律者低下头,望着那条项链,眼里有什么东西正在微微发光——不是崩坏能的紫黑,不是冰晶的冷冽,而是一种更温暖的、更柔软的、像被什么东西触动后的光。
她的嘴唇动了动,吐出几个模糊的、破碎的音节。那声音不像是语言,更像是某种本能的、无法控制的回应。
夜枭的眼睛红了,却没有哭。
他只是蹲在那里,望着她,望着那条在冰面上轻轻颤动的项链,望着那双琥珀色的、努力想要聚焦却始终无法聚焦的眼睛。
“安娜。”他的声音很轻,“我来了。”
寒风从城市深处涌来,卷起灰紫色的雾霭,也卷起那些散落在废墟中的、发光的冰晶碎片。
它们在风中旋转、飘散,像一场无声的、温柔的雪。
律者站在那里,望着那条项链,望着她面前的、灰色风衣的男人,没有说话。但那双空洞的眼眸里,有什么东西正在一点一点苏醒。
雷光在冰牢中炸开。
紫黑色的电弧从芽衣掌心倾泻而出,撞击在那些厚重的冰壁上,炸开无数细碎的、发光的冰晶。
冰层在雷光中龟裂、崩塌,发出沉闷的、像巨兽骨骼碎裂的声响
她喘息着从碎冰中走出,寒气从四面八方涌来,凝结在她湿透的发丝上,结成细密的冰晶。
她抬起手,试图通过通讯器与其他两人取得联系。
“渡鸦?夜枭?你们在吗?听到请回话。

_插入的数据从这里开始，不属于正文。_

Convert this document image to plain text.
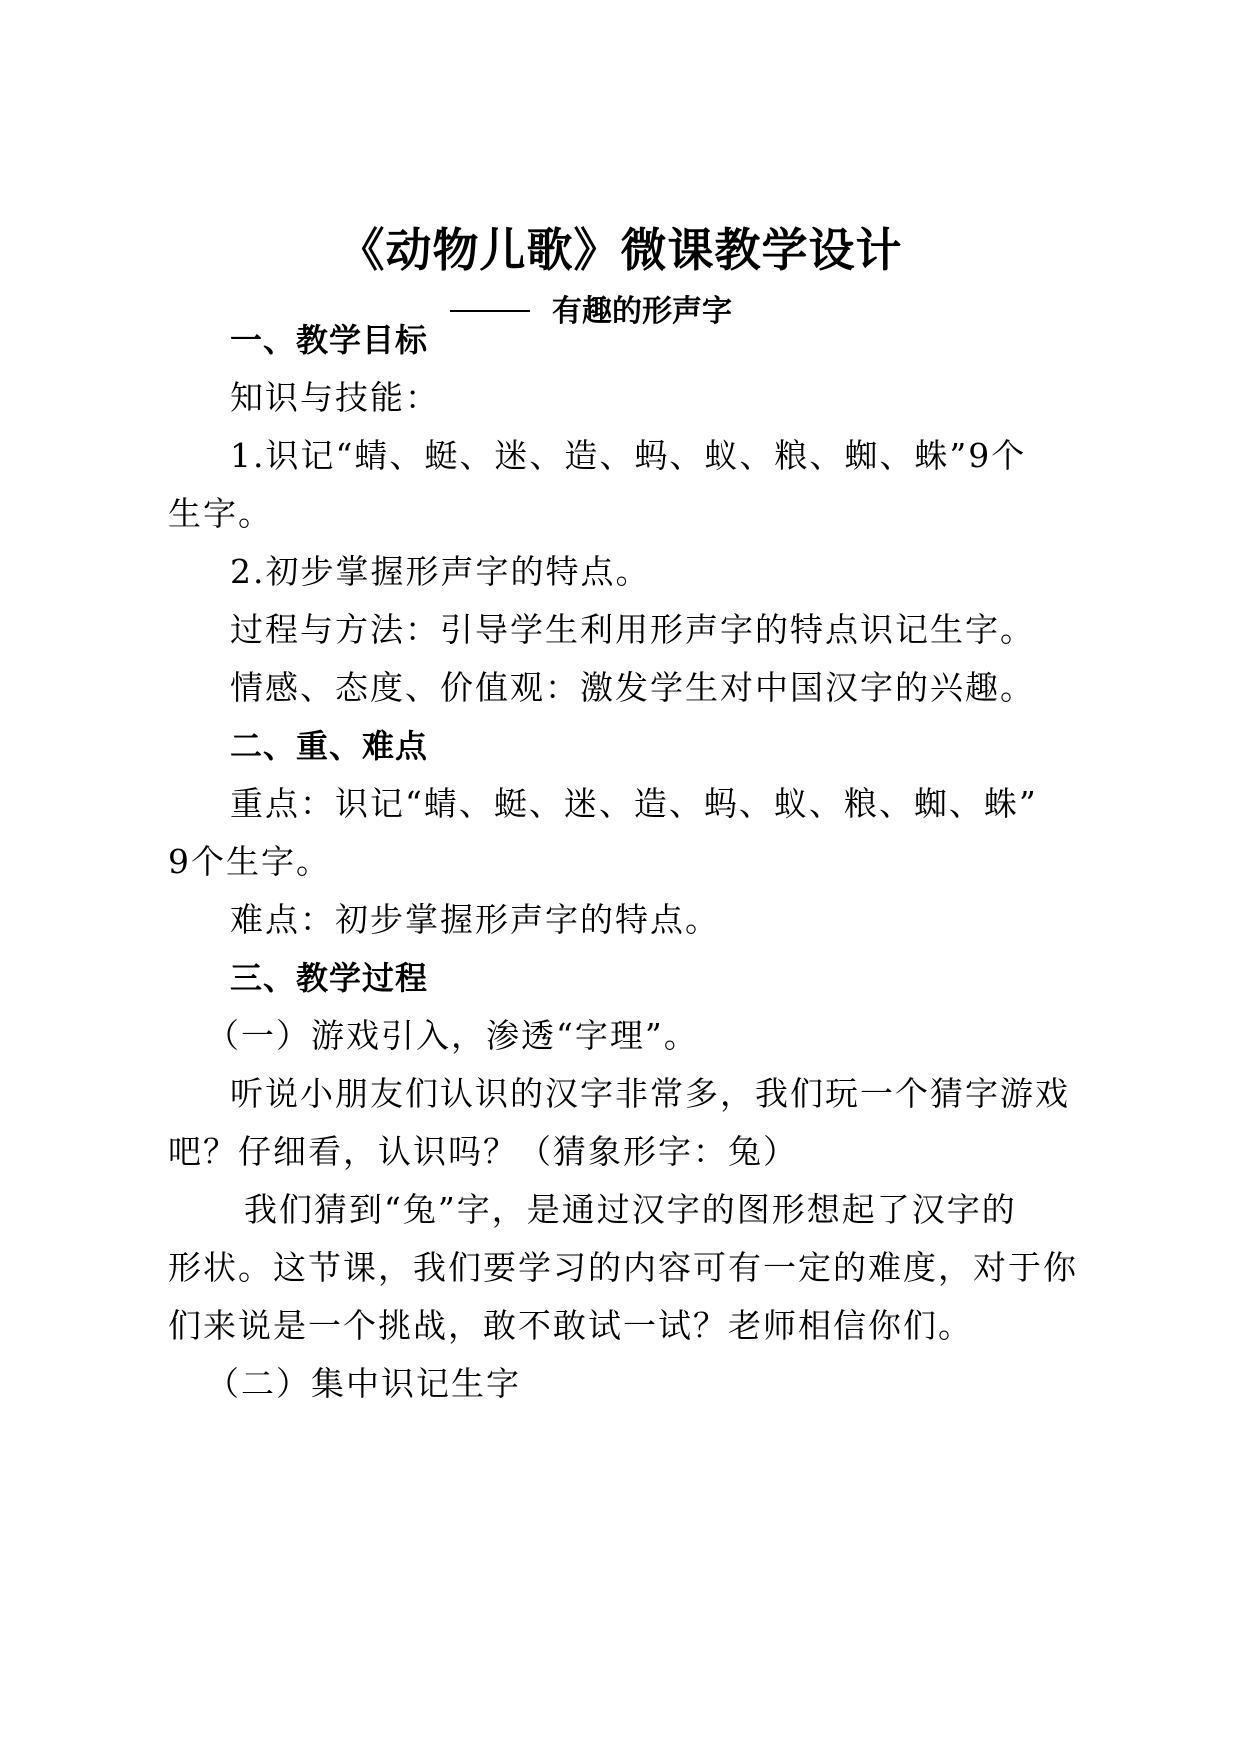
《动物儿歌》微课教学设计
有趣的形声字
一、教学目标
知识与技能：
1.识记“蜻、蜓、迷、造、蚂、蚁、粮、蜘、蛛”9个
生字。
2.初步掌握形声字的特点。
过程与方法：引导学生利用形声字的特点识记生字。
情感、态度、价值观：激发学生对中国汉字的兴趣。
二、重、难点
重点：识记“蜻、蜓、迷、造、蚂、蚁、粮、蜘、蛛”
9个生字。
难点：初步掌握形声字的特点。
三、教学过程
（一）游戏引入，渗透“字理”。
听说小朋友们认识的汉字非常多，我们玩一个猜字游戏
吧？仔细看，认识吗？（猜象形字：兔）
我们猜到“兔”字，是通过汉字的图形想起了汉字的
形状。这节课，我们要学习的内容可有一定的难度，对于你
们来说是一个挑战，敢不敢试一试？老师相信你们。
（二）集中识记生字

”
电流的嘶嘶声在耳畔回荡,像某种沉默的、不祥的预兆。她等了一秒,两秒,三秒——然后,通讯器里传来了渡鸦的声音。
沙哑,断断续续,却还是带着那种让人牙痒的、懒洋洋的调子。
“有个坏消息和一个好消息……你想听哪个?”
芽衣的脚步顿了一瞬,眉头拧紧。远处的废墟间传来冰晶碎裂的脆响,她深吸一口气,将那股翻涌的焦躁压下去。
“都这地步了你还在开玩笑?”
“好吧,坏消息是——”渡鸦顿了顿,似乎在忍痛,“夜枭那个混蛋背叛了我们。他背刺了我,抢走了涤罪七雷。”
芽衣的瞳孔微微收缩。背叛?为什么?但现在不是追问的时候。